Gli altri pazienti saranno trattati a Firenze dagli ospedali Meyer e Careggi, a Milano dal Ca’ Granda e dall’ospedale Covid, a Monza, a Verona e a Vicenza. Quasi un miracolo, divenuto concreto anche grazie all’intervento della Regione che ha investito 300 mila euro sul progetto.

"Siamo immersi nella gestione della pandemia da quasi un anno – ricorda l’assessore regionale alle Politiche per la salute, Raffaele Donini – e l’avvio della campagna vaccinale ci dà finalmente la speranza di poter uscire dall’emergenza. Ma la battaglia è ancora dura e non bisogna abbassare la guardia. Ecco perché l’ipotesi dello studio Rescat rappresenta una risposta che ci riempie di fiducia". Estremamente orgoglioso è anche Claudio Vagnini, direttore del Policlinico, nei cui laboratori da anni si sperimentano le terapie cellulari per la lotta contro il cancro, in particolare per la cura dei tumori ematologici. "Ancora una volta – dice Vagnini – la ricerca si conferma asse portante non solo della nostra azienda, ma del sistema sanitario nel suo complesso". Un vanto di tutta l’università di Modena e Reggio Emilia, come ricorda il rettore Carlo Adolfo Porro: "una delle caratteristiche che ci rendono orgogliosi, è che i tre pilastri della ricerca, della formazione e dell’assistenza siano fortemente integrati" nella mission dell’ateneo.
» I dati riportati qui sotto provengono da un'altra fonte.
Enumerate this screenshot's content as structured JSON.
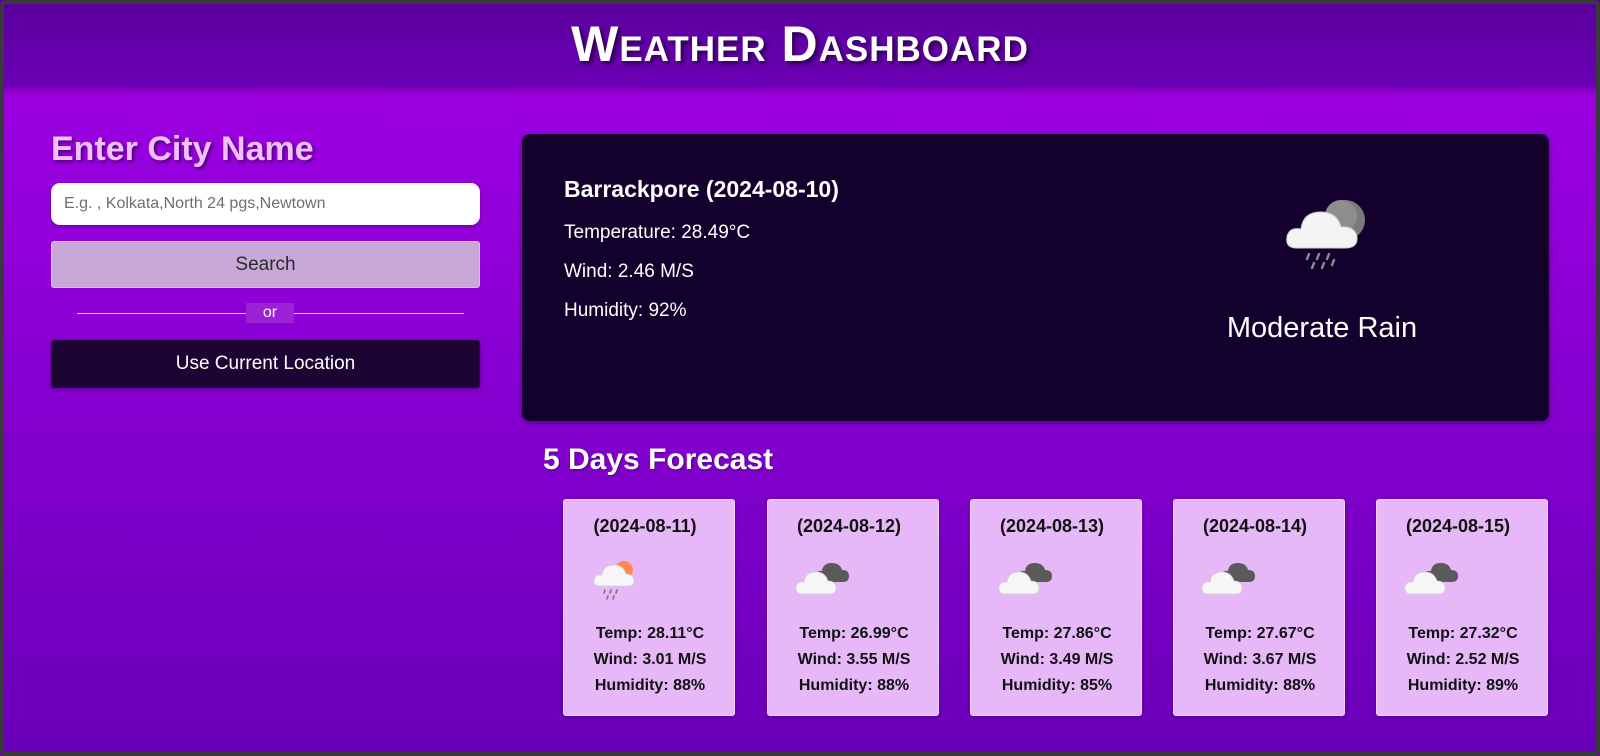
{
  "header": {
    "title": "Weather Dashboard"
  },
  "search": {
    "heading": "Enter City Name",
    "placeholder": "E.g. , Kolkata,North 24 pgs,Newtown",
    "search_label": "Search",
    "divider_text": "or",
    "location_label": "Use Current Location"
  },
  "current": {
    "title": "Barrackpore (2024-08-10)",
    "temperature": "Temperature: 28.49°C",
    "wind": "Wind: 2.46 M/S",
    "humidity": "Humidity: 92%",
    "condition": "Moderate Rain",
    "icon": "rain-cloud-moon-icon"
  },
  "forecast": {
    "title": "5 Days Forecast",
    "days": [
      {
        "date": "(2024-08-11)",
        "temp": "Temp: 28.11°C",
        "wind": "Wind: 3.01 M/S",
        "humidity": "Humidity: 88%",
        "icon": "rain-cloud-sun-icon"
      },
      {
        "date": "(2024-08-12)",
        "temp": "Temp: 26.99°C",
        "wind": "Wind: 3.55 M/S",
        "humidity": "Humidity: 88%",
        "icon": "broken-clouds-icon"
      },
      {
        "date": "(2024-08-13)",
        "temp": "Temp: 27.86°C",
        "wind": "Wind: 3.49 M/S",
        "humidity": "Humidity: 85%",
        "icon": "broken-clouds-icon"
      },
      {
        "date": "(2024-08-14)",
        "temp": "Temp: 27.67°C",
        "wind": "Wind: 3.67 M/S",
        "humidity": "Humidity: 88%",
        "icon": "broken-clouds-icon"
      },
      {
        "date": "(2024-08-15)",
        "temp": "Temp: 27.32°C",
        "wind": "Wind: 2.52 M/S",
        "humidity": "Humidity: 89%",
        "icon": "broken-clouds-icon"
      }
    ]
  },
  "colors": {
    "background": "#9a00dc",
    "header": "#5a009e",
    "heading": "#f0c0ff",
    "current_card": "#14002c",
    "forecast_card": "#e6b8f8",
    "search_button": "#c8a8d6",
    "location_button": "#1c0533",
    "sun": "#ff8a4c"
  }
}
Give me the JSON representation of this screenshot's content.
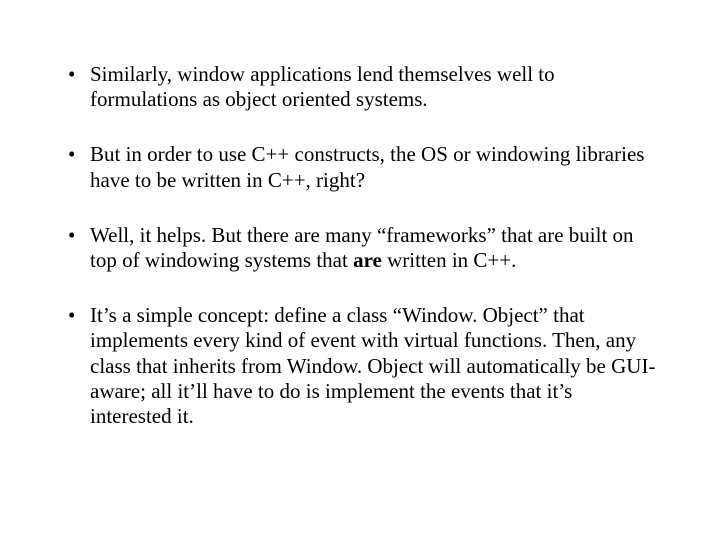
{
  "bullets": {
    "b1": "Similarly, window applications lend themselves well to formulations as object oriented systems.",
    "b2": "But in order to use C++ constructs, the OS or windowing libraries have to be written in C++, right?",
    "b3a": "Well, it helps.  But there are many “frameworks” that are built on top of windowing systems that ",
    "b3_bold": "are",
    "b3b": " written in C++.",
    "b4": "It’s a simple concept:  define a class “Window. Object” that implements every kind of event with virtual functions.  Then, any class that inherits from Window. Object will automatically be GUI-aware;  all it’ll have to do is implement the events that it’s interested it."
  }
}
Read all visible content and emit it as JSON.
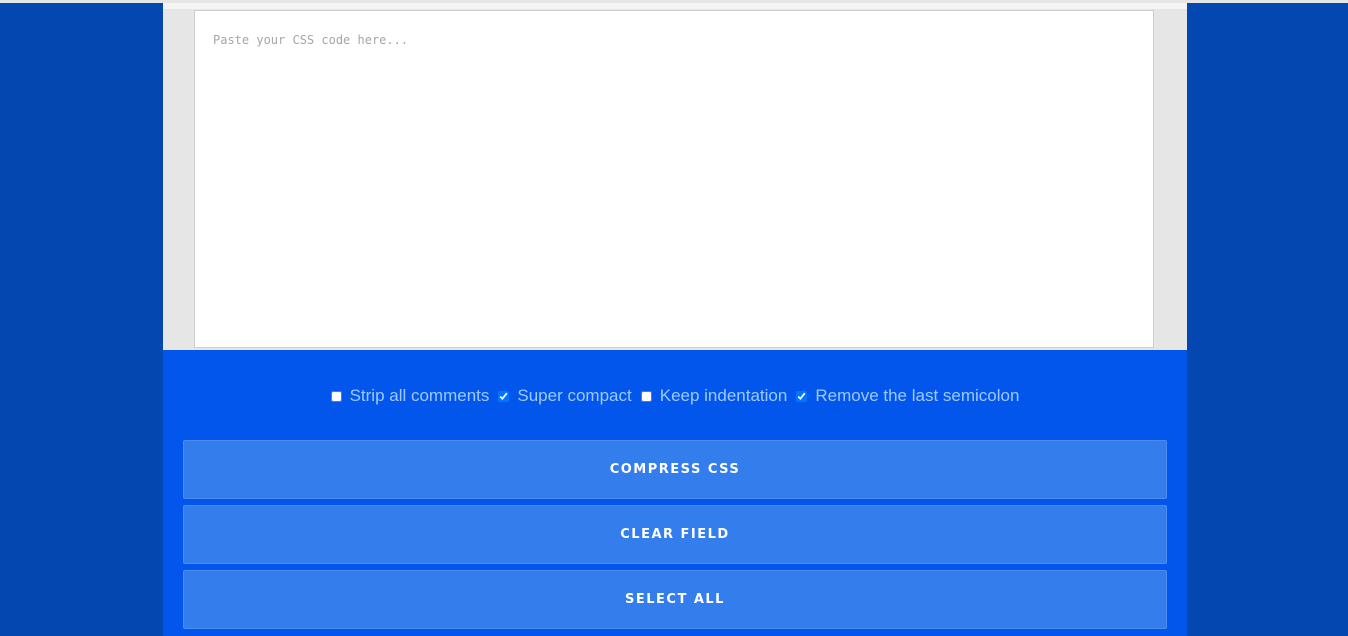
{
  "editor": {
    "placeholder": "Paste your CSS code here..."
  },
  "options": [
    {
      "label": "Strip all comments",
      "checked": false
    },
    {
      "label": "Super compact",
      "checked": true
    },
    {
      "label": "Keep indentation",
      "checked": false
    },
    {
      "label": "Remove the last semicolon",
      "checked": true
    }
  ],
  "buttons": {
    "compress": "COMPRESS CSS",
    "clear": "CLEAR FIELD",
    "select_all": "SELECT ALL"
  },
  "colors": {
    "page_background": "#0447b0",
    "panel_background": "#0356eb",
    "button_background": "#347ded",
    "option_text": "#9cc9ff"
  }
}
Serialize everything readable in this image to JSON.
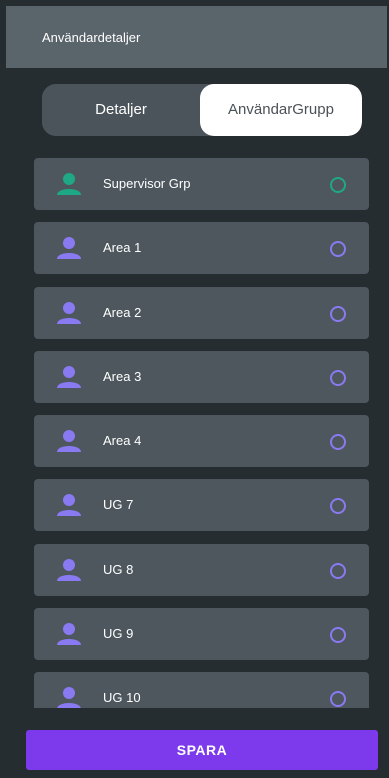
{
  "header": {
    "title": "Användardetaljer"
  },
  "tabs": [
    {
      "label": "Detaljer",
      "selected": false
    },
    {
      "label": "AnvändarGrupp",
      "selected": true
    }
  ],
  "groups": [
    {
      "label": "Supervisor Grp",
      "icon": "user-icon",
      "icon_color": "#1fa885",
      "radio_color": "#1fa885",
      "selected": false
    },
    {
      "label": "Area 1",
      "icon": "user-icon",
      "icon_color": "#8a7af2",
      "radio_color": "#8a7af2",
      "selected": false
    },
    {
      "label": "Area 2",
      "icon": "user-icon",
      "icon_color": "#8a7af2",
      "radio_color": "#8a7af2",
      "selected": false
    },
    {
      "label": "Area 3",
      "icon": "user-icon",
      "icon_color": "#8a7af2",
      "radio_color": "#8a7af2",
      "selected": false
    },
    {
      "label": "Area 4",
      "icon": "user-icon",
      "icon_color": "#8a7af2",
      "radio_color": "#8a7af2",
      "selected": false
    },
    {
      "label": "UG 7",
      "icon": "user-icon",
      "icon_color": "#8a7af2",
      "radio_color": "#8a7af2",
      "selected": false
    },
    {
      "label": "UG 8",
      "icon": "user-icon",
      "icon_color": "#8a7af2",
      "radio_color": "#8a7af2",
      "selected": false
    },
    {
      "label": "UG 9",
      "icon": "user-icon",
      "icon_color": "#8a7af2",
      "radio_color": "#8a7af2",
      "selected": false
    },
    {
      "label": "UG 10",
      "icon": "user-icon",
      "icon_color": "#8a7af2",
      "radio_color": "#8a7af2",
      "selected": false
    }
  ],
  "footer": {
    "save_label": "SPARA"
  },
  "colors": {
    "background": "#262d31",
    "header": "#5a646b",
    "list_item": "#4d575d",
    "accent": "#7c3aec"
  }
}
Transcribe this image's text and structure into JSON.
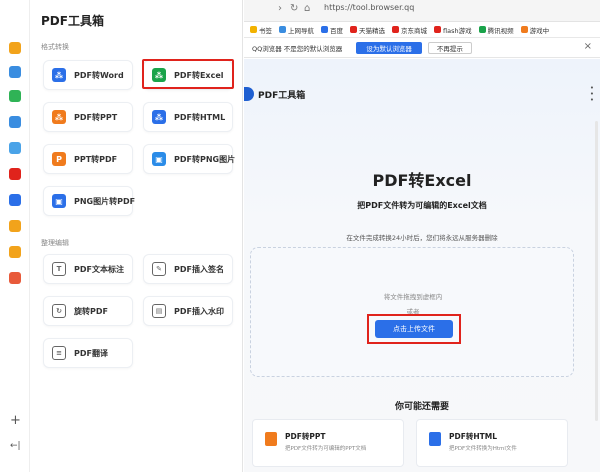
{
  "panel": {
    "title": "PDF工具箱",
    "section_convert": "格式转换",
    "section_edit": "整理编辑"
  },
  "tools_convert": [
    {
      "label": "PDF转Word",
      "icon": "pdf-icon",
      "color": "#2b6fe8",
      "glyph": "⁂"
    },
    {
      "label": "PDF转Excel",
      "icon": "pdf-icon",
      "color": "#1aa34a",
      "glyph": "⁂"
    },
    {
      "label": "PDF转PPT",
      "icon": "pdf-icon",
      "color": "#f07b1d",
      "glyph": "⁂"
    },
    {
      "label": "PDF转HTML",
      "icon": "pdf-icon",
      "color": "#2b6fe8",
      "glyph": "⁂"
    },
    {
      "label": "PPT转PDF",
      "icon": "ppt-icon",
      "color": "#f07b1d",
      "glyph": "P"
    },
    {
      "label": "PDF转PNG图片",
      "icon": "image-icon",
      "color": "#2b8ce8",
      "glyph": "▣"
    },
    {
      "label": "PNG图片转PDF",
      "icon": "image-icon",
      "color": "#2b6fe8",
      "glyph": "▣"
    }
  ],
  "tools_edit": [
    {
      "label": "PDF文本标注",
      "icon": "text-annotate-icon",
      "glyph": "T"
    },
    {
      "label": "PDF插入签名",
      "icon": "signature-icon",
      "glyph": "✎"
    },
    {
      "label": "旋转PDF",
      "icon": "rotate-icon",
      "glyph": "↻"
    },
    {
      "label": "PDF插入水印",
      "icon": "watermark-icon",
      "glyph": "▤"
    },
    {
      "label": "PDF翻译",
      "icon": "translate-icon",
      "glyph": "≡"
    }
  ],
  "browser": {
    "url": "https://tool.browser.qq",
    "bookmarks": [
      {
        "label": "书签",
        "icon": "star-icon",
        "color": "#f2b200"
      },
      {
        "label": "上网导航",
        "icon": "nav-icon",
        "color": "#3a8de0"
      },
      {
        "label": "百度",
        "icon": "baidu-icon",
        "color": "#2b6fe8"
      },
      {
        "label": "天猫精选",
        "icon": "tmall-icon",
        "color": "#e0231c"
      },
      {
        "label": "京东商城",
        "icon": "jd-icon",
        "color": "#e0231c"
      },
      {
        "label": "flash游戏",
        "icon": "flash-icon",
        "color": "#e0231c"
      },
      {
        "label": "腾讯视频",
        "icon": "video-icon",
        "color": "#1aa34a"
      },
      {
        "label": "游戏中",
        "icon": "game-icon",
        "color": "#f07b1d"
      }
    ],
    "notice_text": "QQ浏览器 不是您的默认浏览器",
    "set_default": "设为默认浏览器",
    "no_remind": "不再提示"
  },
  "page": {
    "logo_text": "PDF工具箱",
    "title": "PDF转Excel",
    "subtitle": "把PDF文件转为可编辑的Excel文档",
    "note": "在文件完成转换24小时后，您们将永远从服务器删除",
    "drop_hint": "将文件拖拽到虚框内",
    "drop_or": "或者",
    "upload_label": "点击上传文件",
    "need_title": "你可能还需要",
    "suggestions": [
      {
        "name": "PDF转PPT",
        "desc": "把PDF文件转为可编辑的PPT文档",
        "color": "#f07b1d"
      },
      {
        "name": "PDF转HTML",
        "desc": "把PDF文件转换为Html文件",
        "color": "#2b6fe8"
      }
    ]
  },
  "rail": {
    "add": "+",
    "collapse": "←|"
  }
}
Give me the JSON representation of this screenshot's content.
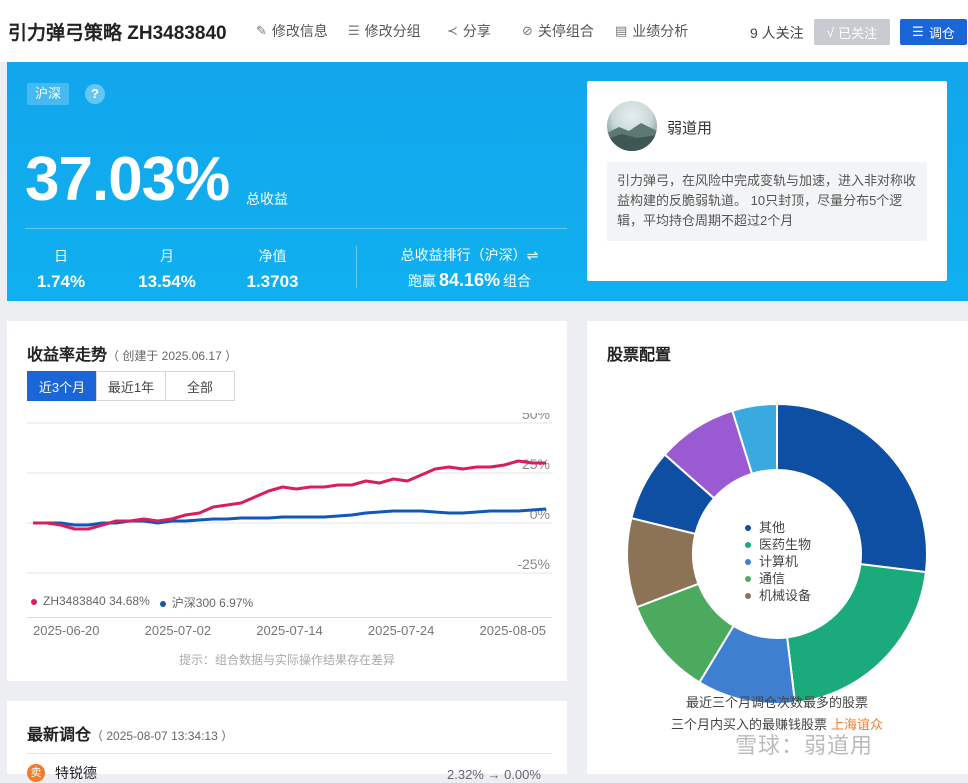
{
  "header": {
    "title": "引力弹弓策略 ZH3483840",
    "actions": [
      {
        "label": "修改信息",
        "icon": "pencil-icon",
        "glyph": "✎"
      },
      {
        "label": "修改分组",
        "icon": "list-icon",
        "glyph": "☰"
      },
      {
        "label": "分享",
        "icon": "share-icon",
        "glyph": "≺"
      },
      {
        "label": "关停组合",
        "icon": "stop-icon",
        "glyph": "⊘"
      },
      {
        "label": "业绩分析",
        "icon": "report-icon",
        "glyph": "▤"
      }
    ],
    "follow_count": "9 人关注",
    "followed_label": "已关注",
    "followed_icon": "√",
    "rebalance_label": "调仓",
    "rebalance_icon": "☰"
  },
  "summary": {
    "market_tag": "沪深",
    "help_icon": "?",
    "total_return": "37.03%",
    "total_return_label": "总收益",
    "day_label": "日",
    "day_value": "1.74%",
    "month_label": "月",
    "month_value": "13.54%",
    "nav_label": "净值",
    "nav_value": "1.3703",
    "rank_label": "总收益排行（沪深）⇌",
    "rank_prefix": "跑赢",
    "rank_value": "84.16%",
    "rank_suffix": "组合"
  },
  "owner": {
    "name": "弱道用",
    "description": "引力弹弓，在风险中完成变轨与加速，进入非对称收益构建的反脆弱轨道。 10只封顶，尽量分布5个逻辑，平均持仓周期不超过2个月"
  },
  "trend": {
    "title": "收益率走势",
    "created": "（ 创建于 2025.06.17 ）",
    "tabs": [
      "近3个月",
      "最近1年",
      "全部"
    ],
    "active_tab": 0,
    "hint": "提示：组合数据与实际操作结果存在差异"
  },
  "chart_data": {
    "type": "line",
    "x": [
      "2025-06-17",
      "2025-06-18",
      "2025-06-19",
      "2025-06-20",
      "2025-06-23",
      "2025-06-24",
      "2025-06-25",
      "2025-06-26",
      "2025-06-27",
      "2025-06-30",
      "2025-07-01",
      "2025-07-02",
      "2025-07-03",
      "2025-07-04",
      "2025-07-07",
      "2025-07-08",
      "2025-07-09",
      "2025-07-10",
      "2025-07-11",
      "2025-07-14",
      "2025-07-15",
      "2025-07-16",
      "2025-07-17",
      "2025-07-18",
      "2025-07-21",
      "2025-07-22",
      "2025-07-23",
      "2025-07-24",
      "2025-07-25",
      "2025-07-28",
      "2025-07-29",
      "2025-07-30",
      "2025-07-31",
      "2025-08-01",
      "2025-08-04",
      "2025-08-05",
      "2025-08-06",
      "2025-08-07"
    ],
    "x_ticks": [
      "2025-06-20",
      "2025-07-02",
      "2025-07-14",
      "2025-07-24",
      "2025-08-05"
    ],
    "series": [
      {
        "name": "ZH3483840",
        "legend_value": "34.68%",
        "color": "#d81e5b",
        "values": [
          0,
          0,
          -1,
          -3,
          -3,
          -1,
          1,
          1,
          2,
          1,
          2,
          4,
          5,
          8,
          9,
          10,
          13,
          16,
          18,
          17,
          18,
          18,
          19,
          19,
          21,
          20,
          22,
          21,
          24,
          27,
          28,
          27,
          28,
          28,
          29,
          31,
          30,
          30
        ]
      },
      {
        "name": "沪深300",
        "legend_value": "6.97%",
        "color": "#1059b7",
        "values": [
          0,
          0,
          0,
          -1,
          -1,
          0,
          0,
          1,
          1,
          0,
          1,
          1,
          1.5,
          2,
          2,
          2.5,
          2.5,
          2.5,
          3,
          3,
          3,
          3,
          3.5,
          4,
          5,
          5.5,
          6,
          6,
          6,
          5.5,
          5,
          5,
          5.5,
          6,
          6,
          6,
          6.5,
          7
        ]
      }
    ],
    "y_ticks": [
      "50%",
      "25%",
      "0%",
      "-25%"
    ],
    "ylim": [
      -25,
      50
    ],
    "grid": true,
    "legend": "bottom-left"
  },
  "allocation": {
    "title": "股票配置",
    "chart_type": "pie",
    "slices": [
      {
        "name": "其他",
        "value": 28,
        "color": "#0e4fa3",
        "legend": true
      },
      {
        "name": "医药生物",
        "value": 22,
        "color": "#1aaa7c",
        "legend": true
      },
      {
        "name": "计算机",
        "value": 11,
        "color": "#3f7fcf",
        "legend": true
      },
      {
        "name": "通信",
        "value": 11,
        "color": "#4caa5e",
        "legend": true
      },
      {
        "name": "机械设备",
        "value": 10,
        "color": "#8c7356",
        "legend": true
      },
      {
        "name": "",
        "value": 8,
        "color": "#0e4fa3",
        "legend": false
      },
      {
        "name": "",
        "value": 9,
        "color": "#9a5bd2",
        "legend": false
      },
      {
        "name": "",
        "value": 5,
        "color": "#3aa9e0",
        "legend": false
      }
    ],
    "footer_line1": "最近三个月调仓次数最多的股票",
    "footer_line2": "三个月内买入的最赚钱股票",
    "footer_link": "上海谊众"
  },
  "latest": {
    "title": "最新调仓",
    "time": "（ 2025-08-07 13:34:13 ）",
    "stock_name": "特锐德",
    "stock_icon": "卖",
    "from_to": "2.32% → 0.00%"
  },
  "watermark": "雪球：弱道用"
}
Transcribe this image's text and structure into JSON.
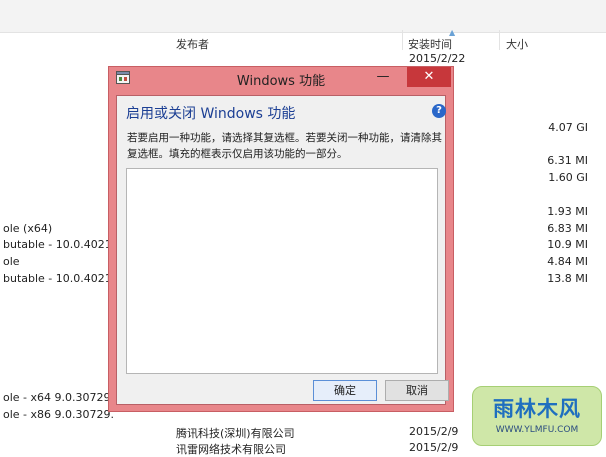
{
  "background_list": {
    "columns": {
      "publisher": "发布者",
      "install_date": "安装时间",
      "size": "大小"
    },
    "rows": [
      {
        "name": "",
        "publisher": "",
        "date": "2015/2/22",
        "size": ""
      },
      {
        "name": "",
        "publisher": "",
        "date": "",
        "size": "4.07 GI"
      },
      {
        "name": "",
        "publisher": "",
        "date": "",
        "size": "6.31 MI"
      },
      {
        "name": "",
        "publisher": "",
        "date": "",
        "size": "1.60 GI"
      },
      {
        "name": "",
        "publisher": "",
        "date": "",
        "size": "1.93 MI"
      },
      {
        "name": "ole (x64)",
        "publisher": "",
        "date": "",
        "size": "6.83 MI"
      },
      {
        "name": "butable - 10.0.4021",
        "publisher": "",
        "date": "",
        "size": "10.9 MI"
      },
      {
        "name": "ole",
        "publisher": "",
        "date": "",
        "size": "4.84 MI"
      },
      {
        "name": "butable - 10.0.4021",
        "publisher": "",
        "date": "",
        "size": "13.8 MI"
      },
      {
        "name": "ole - x64 9.0.30729.",
        "publisher": "",
        "date": "",
        "size": ""
      },
      {
        "name": "ole - x86 9.0.30729.",
        "publisher": "",
        "date": "",
        "size": ""
      },
      {
        "name": "",
        "publisher": "腾讯科技(深圳)有限公司",
        "date": "2015/2/9",
        "size": ""
      },
      {
        "name": "",
        "publisher": "讯雷网络技术有限公司",
        "date": "2015/2/9",
        "size": ""
      }
    ]
  },
  "dialog": {
    "title": "Windows 功能",
    "minimize_glyph": "—",
    "close_glyph": "✕",
    "heading": "启用或关闭 Windows 功能",
    "help_glyph": "?",
    "description": "若要启用一种功能，请选择其复选框。若要关闭一种功能，请清除其复选框。填充的框表示仅启用该功能的一部分。",
    "ok_label": "确定",
    "cancel_label": "取消"
  },
  "watermark": {
    "logo_text": "雨林木风",
    "url_text": "WWW.YLMFU.COM"
  },
  "colors": {
    "titlebar": "#e8868a",
    "close_button": "#c7373b",
    "heading_text": "#1c3f94",
    "help_icon": "#2a67c9"
  }
}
Questo anche grazie ai ricercatori che "si confermano all’avanguardia nella lotta contro il Covid-19". La ricerca parte dall’esigenza di affrontare la pandemia, ma guarda oltre l’emergenza, come ricorda il sindaco, Gian Carlo Muzzarelli: "Stiamo programmando gli investimenti sul nostro territorio, dopo che il Covid ha riconfermato la centralità di una sanità pubblica, universalistica e gratuita".

Il preside della Facoltà di Medicina e Chirurgia, Giorgio De Santis, riferisce: "Siamo di fronte ad una possibile innovazione terapeutica anche frutto delle ricerche della nostra Facoltà. Ci riferiamo in particolare alle cellule Msc da tessuto adiposo sul quale lavoriamo per la chirurgia rigenerativa. Ora potremo verificare se il potere delle Msc da grasso sia anche sicuro ed utile per pazienti con Covid-19".